En écrivant ces quelques lignes, je pourrais même transformer certains de mes amis en ennemis. Ce qui, concédez-le, serait quand même ballot !
Je vais en effet, et je crois bien que c’est la première fois que mon clavier osera cette dérive, défendre le gouvernement.
Car c’est un spectacle encore plus affligeant, énervant, misérable, nauséabond que de chaque jour lire: un premier couac ici ? Un premier couac là-bas   ? La femme à Ferrand a vendu un appartement en 2011… Son fils a travaillé au SMIG…  Tiens, tiens, tiens, à Gao, Macron n’a-t-il pas commis une première boulette diplomatique en … ?
Et, là, sa femme, hein, qu’est-ce qu’elle fout? Qu'est-ce qu'elle fout, sa femme  ?
On ne lit et on n’entend que de savants folliculaires spécialisés dans le constat dressé avant l’accident. Des imbéciles prétentieux pour qui la sacro-sainte liberté de la presse ne consiste en fait  qu’à brasser les égouts pour qu’en remontent au plus vite les miasmes sous le nez des passants.
On dit souvent que les peuples ont les élus qu’ils méritent. On peut dire aussi qu’ils ont la presse et les médias qui leur siéent : des pots de chambre.
Et ils ont réussi à me rendre passagèrement sympathiques un président et un gouvernement qui, au départ, ne me faisaient ni chaud, ni froid.
Ces journalistes à la noix du Canard enchainé ou de Mediapart, ces anges au-dessus de tout soupçon, ces baveux qui lavent plus blanc que blanc, pour qui roulent-ils exactement ?
A tant aimer fourrer son nez dans les latrines, d’où sort-on soi-même?
Assis sur leurs chiottes en attendant qu’il en jaillisse un bel et profitable étron, croyez-vous qu’ils  se sucrent au SMIG ?
D’ailleurs, comme me l’écrit avec beaucoup d’humour mon ami Philippe :

«Ils vont un jour nous sortir un scoop sur Bertrand Redonnet qui aurait piqué un malabar dans une épicerie de Saint-Sauvant en 1956, et ce, pour prouver au lecteur sa malhonnêteté et dire que L’Exil des mots est une officine mafieuse… »

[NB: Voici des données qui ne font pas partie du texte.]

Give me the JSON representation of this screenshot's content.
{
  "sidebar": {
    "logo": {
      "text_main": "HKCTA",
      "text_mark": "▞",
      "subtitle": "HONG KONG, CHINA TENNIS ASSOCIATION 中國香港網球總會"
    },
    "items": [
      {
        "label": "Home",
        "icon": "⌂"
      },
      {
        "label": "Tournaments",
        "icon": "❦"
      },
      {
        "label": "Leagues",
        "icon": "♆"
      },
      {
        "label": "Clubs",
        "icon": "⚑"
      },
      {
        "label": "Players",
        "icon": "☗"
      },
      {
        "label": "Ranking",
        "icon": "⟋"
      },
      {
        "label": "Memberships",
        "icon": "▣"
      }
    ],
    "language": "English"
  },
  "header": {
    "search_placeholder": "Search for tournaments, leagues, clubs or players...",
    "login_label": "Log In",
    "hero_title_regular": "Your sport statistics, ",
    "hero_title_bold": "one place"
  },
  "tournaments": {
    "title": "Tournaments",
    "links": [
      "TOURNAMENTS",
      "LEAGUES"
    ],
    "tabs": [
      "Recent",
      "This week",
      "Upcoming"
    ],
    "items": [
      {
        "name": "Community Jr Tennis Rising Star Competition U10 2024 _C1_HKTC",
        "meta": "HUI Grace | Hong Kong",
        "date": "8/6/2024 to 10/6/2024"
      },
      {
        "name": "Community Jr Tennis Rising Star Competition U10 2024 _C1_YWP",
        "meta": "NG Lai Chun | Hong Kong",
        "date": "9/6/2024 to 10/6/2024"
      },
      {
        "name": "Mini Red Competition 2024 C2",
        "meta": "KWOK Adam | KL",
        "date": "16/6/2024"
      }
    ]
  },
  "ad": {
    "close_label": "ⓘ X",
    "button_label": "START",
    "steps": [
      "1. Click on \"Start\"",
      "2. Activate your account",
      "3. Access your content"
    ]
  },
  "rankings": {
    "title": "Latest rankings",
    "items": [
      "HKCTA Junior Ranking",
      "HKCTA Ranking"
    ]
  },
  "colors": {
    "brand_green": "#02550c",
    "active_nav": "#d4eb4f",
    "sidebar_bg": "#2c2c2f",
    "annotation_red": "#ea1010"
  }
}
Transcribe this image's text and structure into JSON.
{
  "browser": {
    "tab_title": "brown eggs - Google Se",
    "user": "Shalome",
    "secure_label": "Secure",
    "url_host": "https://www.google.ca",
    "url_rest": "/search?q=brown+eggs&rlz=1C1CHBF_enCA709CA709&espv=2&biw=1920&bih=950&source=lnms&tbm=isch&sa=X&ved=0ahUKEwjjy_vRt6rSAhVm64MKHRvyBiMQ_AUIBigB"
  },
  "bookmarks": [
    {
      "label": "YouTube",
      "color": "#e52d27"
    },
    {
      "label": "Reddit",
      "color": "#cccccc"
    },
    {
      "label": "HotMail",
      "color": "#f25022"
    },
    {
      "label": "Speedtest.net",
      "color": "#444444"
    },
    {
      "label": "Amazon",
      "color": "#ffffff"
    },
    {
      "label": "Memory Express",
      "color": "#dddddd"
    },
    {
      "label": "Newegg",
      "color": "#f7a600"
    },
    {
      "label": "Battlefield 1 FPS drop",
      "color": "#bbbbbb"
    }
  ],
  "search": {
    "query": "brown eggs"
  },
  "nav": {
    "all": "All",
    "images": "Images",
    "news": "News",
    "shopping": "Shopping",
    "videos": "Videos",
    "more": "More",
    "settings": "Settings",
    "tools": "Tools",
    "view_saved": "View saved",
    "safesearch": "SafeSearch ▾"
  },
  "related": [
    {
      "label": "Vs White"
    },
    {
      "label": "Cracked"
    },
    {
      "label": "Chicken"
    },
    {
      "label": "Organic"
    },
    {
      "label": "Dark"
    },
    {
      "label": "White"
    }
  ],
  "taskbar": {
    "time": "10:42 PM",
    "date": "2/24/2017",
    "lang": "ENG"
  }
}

Ceci étant dit, s’ils ne parviennent à trouver que ça à blâmer dans mon passé, ils sont vraiment niais, tous ces mange-merde de la fausse critique !

15:19 Publié dans Acompte d'auteur | Lien permanent | Commentaires (9) | Tags : critique, politique, écriture |  Facebook | Bertrand REDONNET

Commentaires

le malabar,c'etait à Chaunay couillon! bravo pour tout!

Écrit par : didier gilbert | 26.05.2017

Salut Gilbert,

Punaise, je ne t'attendais pas là ! Quelle surprise ! Et tu as raison, mon copain Philippe s'est trompé, c'était à Chaunay, chez Menneguerre:))
Pour les lecteurs, Gilbert est un ami jadis assis à la Communale sur les mêmes bancs que moi. Et plus tard au Collège et au lycée..

Écrit par : Bertrand | 26.05.2017

Ah mais Bertrand c'est que tu ne lis pas les bons journaux :)))

Je te charrie, tu sais bien...

Quant à Macron, qui aura sûrement une majorité à l'Assemblée (si le peuple - c'est-à-dire l'ensemble des citoyens -, était politisé, ça se saurait), on reparlera de son action...

Écrit par : Michèle | 27.05.2017

Je vois bien que tu me chambres...:)
Mais voilà, tu aurais raison si, dès que les mange-merde ont chopé un gibier dans les poils de leur balai de chiotte, tous les journaux ne reprenaient pas en coeur, s'amusant (pour vendre eux aussi du papier) à s'éclabousser des immondices mises au jour par le canard enchainé et l'autre médiapart, là, qui se prend pour le pape infaillible derrière ses moustaches de phoque.
Moi, les gens honnêtes, je m'en méfie... Ils ont de lourds secrets à cacher :))))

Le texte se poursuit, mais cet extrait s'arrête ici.